7. The Bat-Gadgets Make A Lot More Sense

The Bat-Gadgets Make A Lot More Sense

Batman has had some ludicrous gadgets over the years. Thanks to Batman Begins, Lucius Fox (Morgan Freeman) presents Bruce Wayne with tech that holds understandable real-life value, from the military body armor re-purposed into the Batsuit to the cowl ears ordered online and assembled by hand to the batarangs sharpened in Bruce’s own basement. There are practical explanations for the hero’s gadgets in the first movie that are altogether missing in not only The Dark Knight, but nearly all superhero films.

In The Dark Knight, bizarre and over-the-top tech takes the place of useful and understandable tools. For instance, a scanner Batman uses to scan a pile of money, a Skyhook which is a self-inflating balloon line that is grabbed by a passing plane (based on real-life CIA tech that was rendered outdated when hovering aircraft were invented). Other badly conceived tools in The Dark Knight: sonar vision with the god-like ability to see literally all of Gotham, and the Batpod, a motorcycle hidden inside the Tumbler. All of them look cool, but don’t act as extensions of Batman’s humanity, just flamboyant representations of Bruce Wayne’s money.

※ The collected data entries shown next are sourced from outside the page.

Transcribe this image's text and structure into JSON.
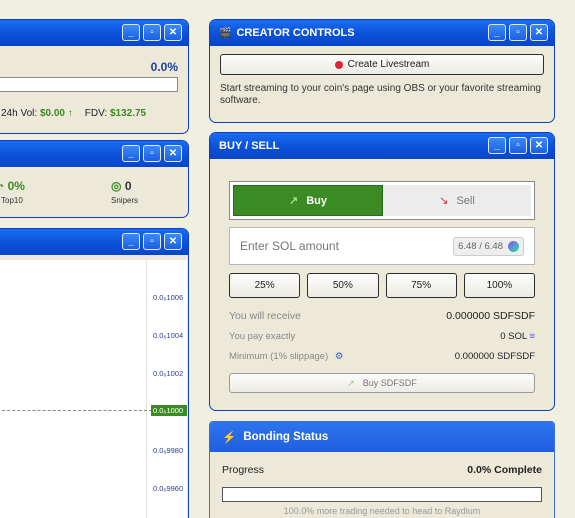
{
  "top_left_window": {
    "percent": "0.0%",
    "vol_label": "24h Vol:",
    "vol_value": "$0.00",
    "vol_arrow": "↑",
    "fdv_label": "FDV:",
    "fdv_value": "$132.75"
  },
  "holders_window": {
    "top10_value": "0%",
    "top10_label": "Top10",
    "snipers_value": "0",
    "snipers_label": "Snipers"
  },
  "chart_window": {
    "ticks": [
      "0.0₆1006",
      "0.0₆1004",
      "0.0₆1002",
      "0.0₆1000",
      "0.0₆9980",
      "0.0₆9960"
    ],
    "current_tick": "0.0₆1000"
  },
  "creator_controls": {
    "title": "CREATOR CONTROLS",
    "icon": "clapperboard-icon",
    "button_label": "Create Livestream",
    "description": "Start streaming to your coin's page using OBS or your favorite streaming software."
  },
  "buy_sell": {
    "title": "BUY / SELL",
    "buy_tab": "Buy",
    "sell_tab": "Sell",
    "amount_placeholder": "Enter SOL amount",
    "balance": "6.48 / 6.48",
    "presets": [
      "25%",
      "50%",
      "75%",
      "100%"
    ],
    "receive_label": "You will receive",
    "receive_value": "0.000000 SDFSDF",
    "pay_label": "You pay exactly",
    "pay_value": "0 SOL",
    "minimum_label": "Minimum (1% slippage)",
    "minimum_value": "0.000000 SDFSDF",
    "buy_button": "Buy SDFSDF",
    "colors": {
      "buy_active": "#3b8a24",
      "sell_arrow": "#d23030"
    }
  },
  "bonding": {
    "title": "Bonding Status",
    "progress_label": "Progress",
    "progress_value": "0.0% Complete",
    "progress_fraction": 0.0,
    "footer_text": "100.0% more trading needed to head to Raydium"
  },
  "window_buttons": {
    "minimize": "_",
    "maximize": "▫",
    "close": "✕"
  }
}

8. The Dark Knight Feels Cold Next To Batman Begins’s Relatable Emotions

“Why do we fall, sir? So we can learn to pick ourselves back up.” Batman Begins is a movie fueled by emotion. Bruce’s relationships, first with his father and then with his mentor Alfred, are genuinely touching. Those relationships add a warmth and depth that flesh out not just Bruce Wayne, but the film as a whole.

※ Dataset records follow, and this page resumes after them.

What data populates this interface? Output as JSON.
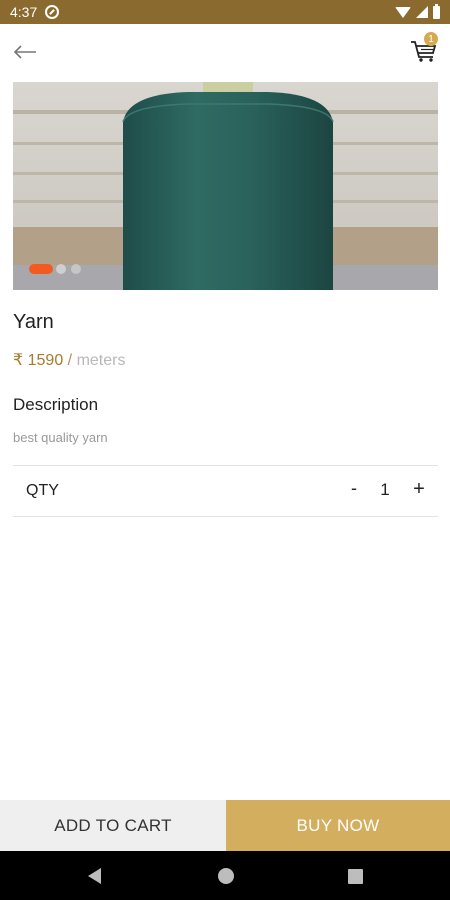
{
  "status_bar": {
    "time": "4:37"
  },
  "app_bar": {
    "cart_count": "1"
  },
  "product": {
    "name": "Yarn",
    "price": "₹ 1590",
    "separator": "/",
    "unit": "meters",
    "image_slides": 3,
    "active_slide": 1
  },
  "description": {
    "heading": "Description",
    "text": "best quality yarn"
  },
  "quantity": {
    "label": "QTY",
    "minus": "-",
    "value": "1",
    "plus": "+"
  },
  "actions": {
    "add_to_cart": "ADD TO CART",
    "buy_now": "BUY NOW"
  },
  "colors": {
    "status_bar": "#8a6a2e",
    "accent": "#d4ae5f",
    "price": "#a77b2b",
    "active_dot": "#f25a22"
  }
}
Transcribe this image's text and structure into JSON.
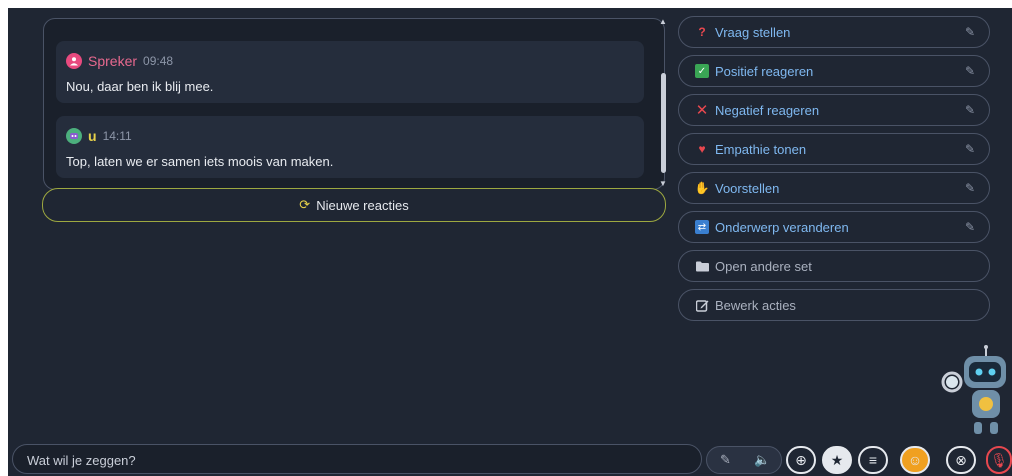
{
  "chat": {
    "messages": [
      {
        "author": "Spreker",
        "time": "09:48",
        "text": "Nou, daar ben ik blij mee."
      },
      {
        "author": "u",
        "time": "14:11",
        "text": "Top, laten we er samen iets moois van maken."
      }
    ]
  },
  "new_reactions_label": "Nieuwe reacties",
  "actions": [
    {
      "label": "Vraag stellen",
      "icon": "question-icon"
    },
    {
      "label": "Positief reageren",
      "icon": "check-icon"
    },
    {
      "label": "Negatief reageren",
      "icon": "cross-icon"
    },
    {
      "label": "Empathie tonen",
      "icon": "heart-icon"
    },
    {
      "label": "Voorstellen",
      "icon": "hand-icon"
    },
    {
      "label": "Onderwerp veranderen",
      "icon": "swap-icon"
    },
    {
      "label": "Open andere set",
      "icon": "folder-icon"
    },
    {
      "label": "Bewerk acties",
      "icon": "edit-icon"
    }
  ],
  "input": {
    "placeholder": "Wat wil je zeggen?"
  },
  "colors": {
    "background": "#1f2633",
    "accent_blue": "#7fb8f0",
    "accent_yellow": "#e8d24a",
    "speaker_pink": "#e8698f"
  }
}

The Dark Knight, while tense and shocking, is a cold and calculated movie. Even Rachel’s death feels empty as the characters feel her loss more than the audience. This stems from the core thematic differences of the two films. Batman Begins is about fear, a relatable and visceral emotion, whereas The Dark Knight is about chaos. It’s a more cerebral and philosophical film by design, but suffers from a lack of heartfelt connection. A connection that makes Batman Begins the better film in the franchise.

9. Batman Begins Isn’t Needlessly Complex

Batman Begins Isn't Needlessly Complex

Despite being a genre that in theory relies primarily on character and action, modern superhero films are oddly weighed down by plot. Unnecessary subplots and contrived twists have filled the genre that was once as simple as a person gaining powers and doing good. The Dark Knight is littered with so many side characters and B-plots, it’s a wonder Batman even fits into the movie.

While The Dark Knight‘s plot is nowhere near as egregious as the The Dark Knight Rises, the amount of coincidences and contrivances that make up the Joker’s “plan” make one wonder if he’s a genius or just lucky. As amazing as every Joker scene is, it’s hard not to wonder how anyone could realistically orchestrate this “planned chaos” or why anyone else would bother helping him, especially if they caught wind of how often he kills his own men. Batman Begins, on the other hand, is fairly straightforward. Bruce trains with the League, rebels, then must stop his former friends from destroying Gotham. It’s simple, but the execution elevates it, allowing for focus on character and thematic nuance without resorting to contrived plot points for shock value.